In Valencia, the land of oranges, they have naturally turned to that fruit for their liqueurs too. At the Original CV, a small artisanal shop housed in one of the city’s oldest buildings in the Market Square, the owner Isabel Reig pressed a bottle of the bronze-coloured liqueur into my hands. The alcohol popped with citrusy, orange rind-ey flavours, and with just 12.5 per cent alcoholic content had little impact on my blood alcohol levels.

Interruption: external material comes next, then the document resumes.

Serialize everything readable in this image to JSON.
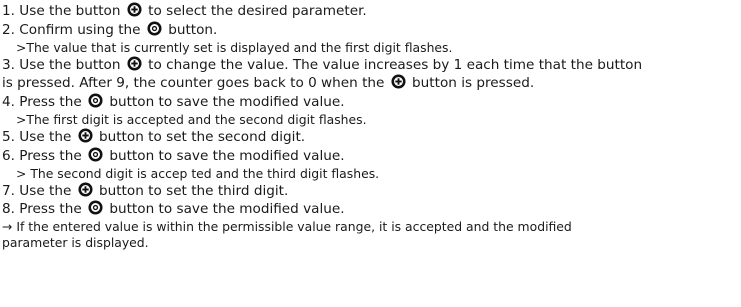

Valencia doesn’t just have innocent oranges integrated into devilish alcoholic drinks; it also has the entirely sober horchata. A summer drink made from sugar, tiger nuts and water, it is believed to have originated during Muslim rule in the province between the eighth and thirteenth centuries. It is available in cafés, street stalls, and traditional milk bars called horchaterias, and is usually accompanied by fartons (long sponge biscuits). In Valencia, Horchatería Daniel, Horchatería Santa Catalina, Horchatería Panach are good places to sample this Bournvita-coloured beverage. It was served in plastic cups when I tasted it from a stand-alone stall outside the Oceanografic oceanarium, a single-note sweet, distinctive taste not quite comparable to anything else. Amaya Raez, my guide from the tourism board, explained to me the Spanish way of life in the summer months: lunch at 2 p.m., followed by siesta and then horchata in the evening, around tea-time.
Gazpacho is probably better classified as a food not a drink, but it’s liquid Spain in a bowl so let’s bring it on the list. To consume gazpacho is to enter a very special kind of Spanish heaven, one with little trinkets of green capsicum and cubes of breadcrumbs floating in an incandescent red sea. Gazpacho originated in Andalucía and fittingly I had my first taste of the cold soup in Malaga, a hot, southern city. The chilled bowl arrived as an appetiser, with the tomato broth bursting with onions and peppers; sweet and sour and spicy all at once. (Purra, a less crimson version I had later in Malaga was thicker and integrated the bread into the broth itself. But I would defer to the canon.)
After that transformative first contact, I wanted gazpacho every day, all day. In Madrid I entered bars, seeking gazpacho in my broken Spanish. At the Cerveceria Cruz De Malta, I cut straight to the chase, and walked up to the bartender.
“Do you have gazpacho this evening?”
“We have it today, tomorrow, day after, the day after that.” He stopped to kiss a passing waitress, then turned back to me.
“So always, then? Great.”
“It’s the best gazpacho in Madrid.”
“Well then, I must try it.”
Although it was a decent attempt it wasn’t that best on that trip. Still, reasonable gazpacho seasoned with banter works pretty okay too.